Arabella gazed upward. “Do you think you’ll still want to do all that sort of thing when you’re older, like Mother and Father?”

Adam burst into laughter. “I will be older, but I will not be dead.”

Rosina, the housekeeper, appeared in the doorway, and Adam finished under his breath, “This isn’t proper talk, Bella.” He turned swiftly to Rosina and gave her a big grin. “You are more beautiful than ever,
signora,
” he said in Italian.

Rosina flushed, her black eyes flashing with pleasure. Arabella, used to seeing females of all ages flutter at Adam’s attention, yawned.

“Welcome home,
signore, signorina,
” Rosina said. “It
is your
sorella
who is the beautiful one. All that golden hair, just like her mother’s.”

“My sister, beautiful?”

“Beast,” Arabella said, and poked his ribs.

“Ah, and spirited as ever. It is good that you are all here.
Il signore
has been lonely, I think. And so much trouble, always trouble. There is no peace in the world, what with that
diavolo,
that Corsican monster, pillaging.” Rosina sighed, and patted strands of her peppery hair back into its severe bun at the back of her head. “When Scargill told me you had arrived, I sent that lazy Marina to prepare your rooms.”

“I hope Marina doesn’t wander into our parents’ room,” Adam said under his breath.
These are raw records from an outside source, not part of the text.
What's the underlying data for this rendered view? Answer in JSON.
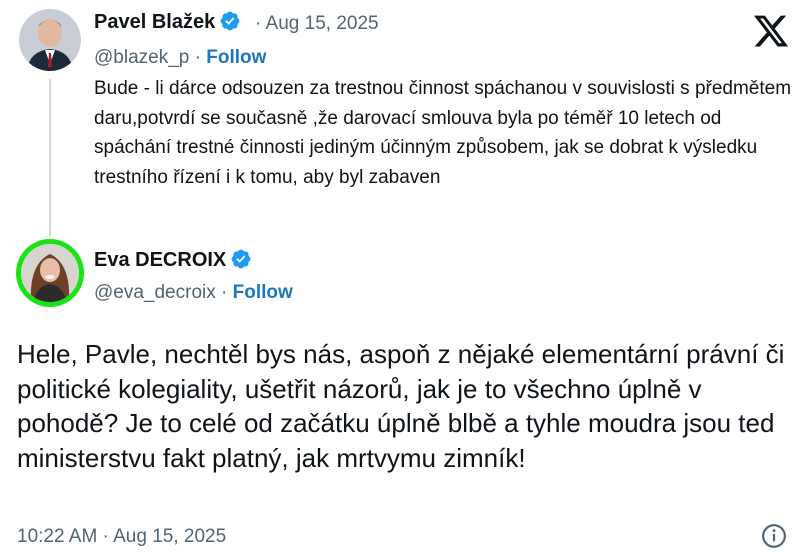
{
  "parent": {
    "name": "Pavel Blažek",
    "time": "· Aug 15, 2025",
    "handle": "@blazek_p",
    "separator": "·",
    "follow": "Follow",
    "text": "Bude - li dárce odsouzen za trestnou činnost spáchanou v souvislosti s předmětem daru,potvrdí  se současně ,že darovací smlouva byla po téměř 10 letech od spáchání trestné činnosti jediným účinným způsobem, jak se dobrat k výsledku trestního řízení i k tomu, aby byl zabaven"
  },
  "reply": {
    "name": "Eva DECROIX",
    "handle": "@eva_decroix",
    "separator": "·",
    "follow": "Follow",
    "text": "Hele, Pavle, nechtěl bys nás, aspoň z nějaké elementární právní či politické kolegiality, ušetřit názorů, jak je to všechno úplně v pohodě? Je to celé od začátku úplně blbě a tyhle moudra jsou ted ministerstvu fakt platný, jak mrtvymu zimník!",
    "timestamp": "10:22 AM · Aug 15, 2025"
  },
  "colors": {
    "verified": "#1d9bf0",
    "follow": "#1d76c2",
    "secondary_text": "#536471",
    "avatar_ring": "#19e314"
  },
  "icons": {
    "brand": "x-logo-icon",
    "verified": "verified-badge-icon",
    "info": "info-icon"
  }
}
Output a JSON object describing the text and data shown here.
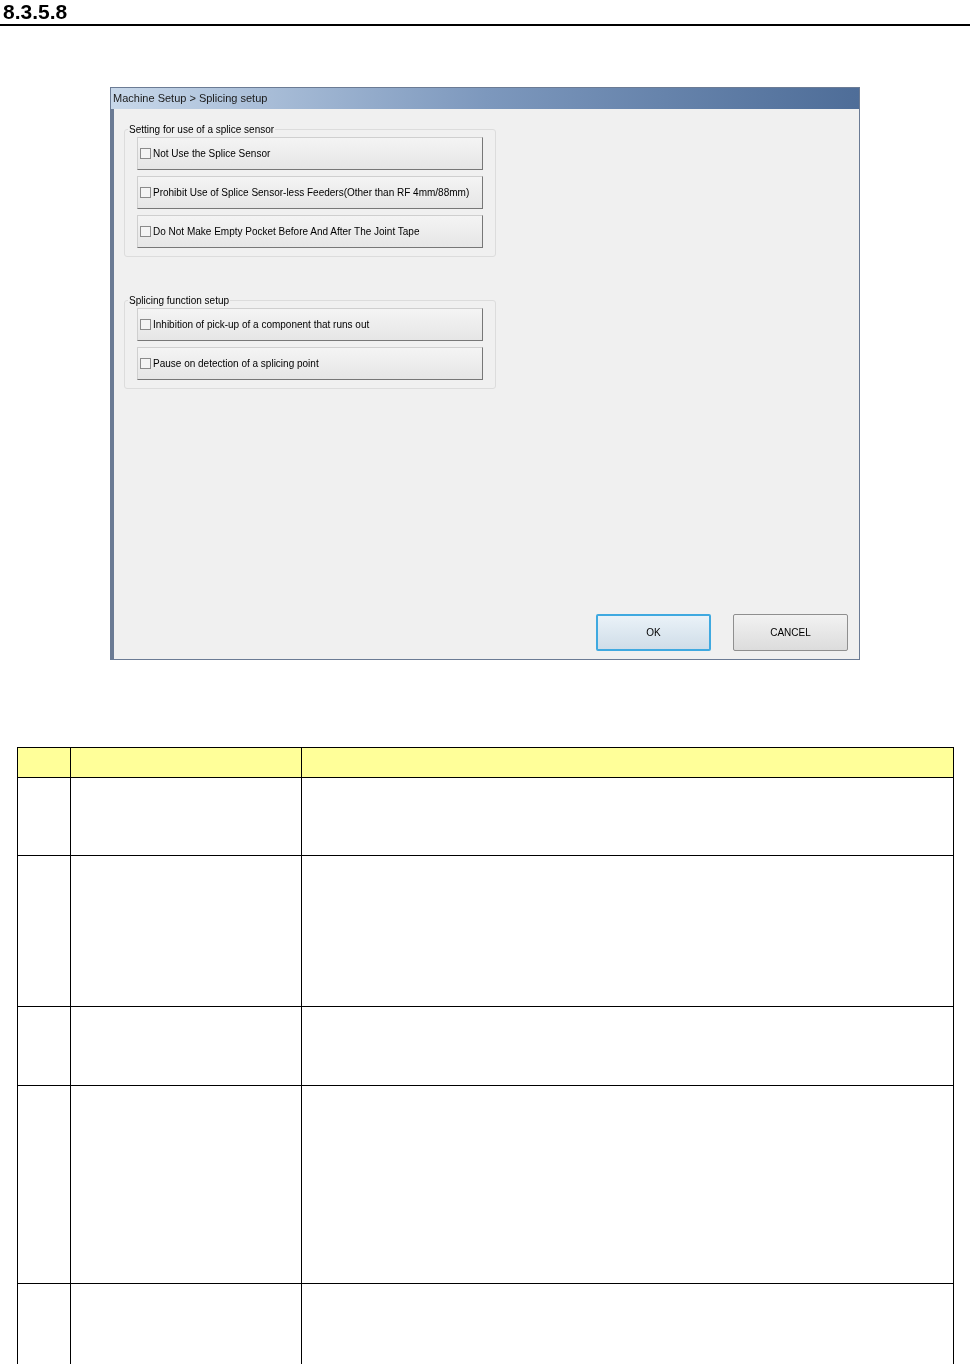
{
  "heading": "8.3.5.8",
  "window": {
    "title": "Machine Setup > Splicing setup"
  },
  "groups": [
    {
      "title": "Setting for use of a splice sensor",
      "options": [
        {
          "label": "Not Use the Splice Sensor",
          "checked": false
        },
        {
          "label": "Prohibit Use of Splice Sensor-less Feeders(Other than RF 4mm/88mm)",
          "checked": false
        },
        {
          "label": "Do Not Make Empty Pocket Before And After The Joint Tape",
          "checked": false
        }
      ]
    },
    {
      "title": "Splicing function setup",
      "options": [
        {
          "label": "Inhibition of pick-up of a component that runs out",
          "checked": false
        },
        {
          "label": "Pause on detection of a splicing point",
          "checked": false
        }
      ]
    }
  ],
  "buttons": [
    {
      "label": "OK",
      "focused": true
    },
    {
      "label": "CANCEL",
      "focused": false
    }
  ]
}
To Rosina he said, “May we have some of your delicious lemonade? Arabella and I will be in the gardens.”

Rosina curtsied and left the library, her stiff black skirts rustling over the marble floors. She would probably grant Adam anything he wished, Arabella thought.
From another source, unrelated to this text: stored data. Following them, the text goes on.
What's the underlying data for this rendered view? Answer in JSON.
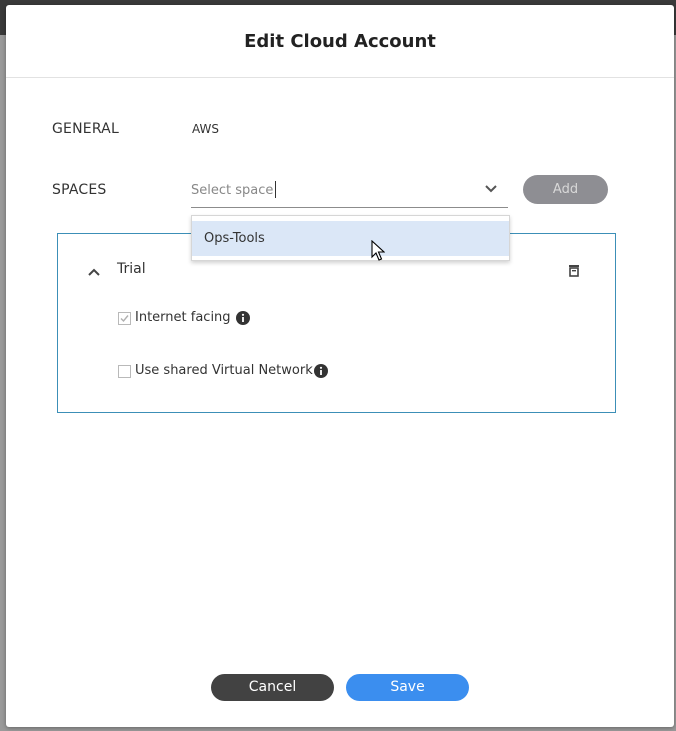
{
  "modal": {
    "title": "Edit Cloud Account"
  },
  "general": {
    "label": "GENERAL",
    "value": "AWS"
  },
  "spaces": {
    "label": "SPACES",
    "select_placeholder": "Select space",
    "add_label": "Add",
    "dropdown_options": [
      "Ops-Tools"
    ]
  },
  "space_panel": {
    "title": "Trial",
    "options": [
      {
        "label": "Internet facing",
        "checked": true,
        "disabled": true
      },
      {
        "label": "Use shared Virtual Network",
        "checked": false,
        "disabled": false
      }
    ]
  },
  "footer": {
    "cancel_label": "Cancel",
    "save_label": "Save"
  },
  "colors": {
    "accent": "#3b8eef",
    "panel_border": "#3c8fb7",
    "highlight": "#dbe7f7"
  },
  "icons": [
    "chevron-down-icon",
    "chevron-up-icon",
    "trash-icon",
    "info-icon",
    "mouse-cursor-icon"
  ]
}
“Come, Bella, we will sit for a while,” Adam said. “I, for one, am a bit blown.”

“If you had shared the helm with me during the storm, you would not be so weak-kneed now,” his sister said. “You probably just want to look at the naked statues in the garden, not the flowers.”

Adam gave his sister a lazy smile and took himself off, knowing she would be at his heels. He strode through the entrance hall, an airy and spacious room hung with Alexandrian tapestries, to the back of the villa. All the rooms were filled with more flowers than furniture, and the scent of fresh jasmine hung in the air. He stepped into the three-tiered gardens,
immaculately tended, and gazed up at the Palladian structure of whitewashed stone, thick circular columns, and flower-covered balconies that ran along the entire second floor. Three gardeners worked in the Parese gardens, and the result of their efforts was a barely contained wilderness of flowers that abounded with color. He wandered about a bit, glad to be away from the trimmed and corseted gardens of England, and sat himself on a marble bench beneath a rose bower.

She joined him, spreading her white muslin skirts about her. “I am worried for this place, Adam,” she said. “We have given everything away with the Treaty of Amiens. How could the king and Addington allow it? By God, all the English have left is Trinidad and Ceylon. And Napoleon can take back Naples and the Papal States whenever he wishes. We may not have an Italian home much longer.”

“True,” Adam said, stretching his long legs in front of him. “We must think of it as a respite, both for England and, unfortunately, for France. At least we knew enough not to hand over Malta to the Knights Templar.”

Arabella chewed thoughtfully on her lower lip, gazed up at their parents’ bedchamber, and said unexpectedly, “Since I’ve gotten to know Rayna, I’ve wondered what we would be like if mother had married Edward Lyndhurst instead of Father.”

Adam cocked his head in amusement. “Even though they grew up together, I somehow can’t help but think that Mother would have been a sore trial to the staid Viscount Delford. As for us, Bella, we wouldn’t exist.”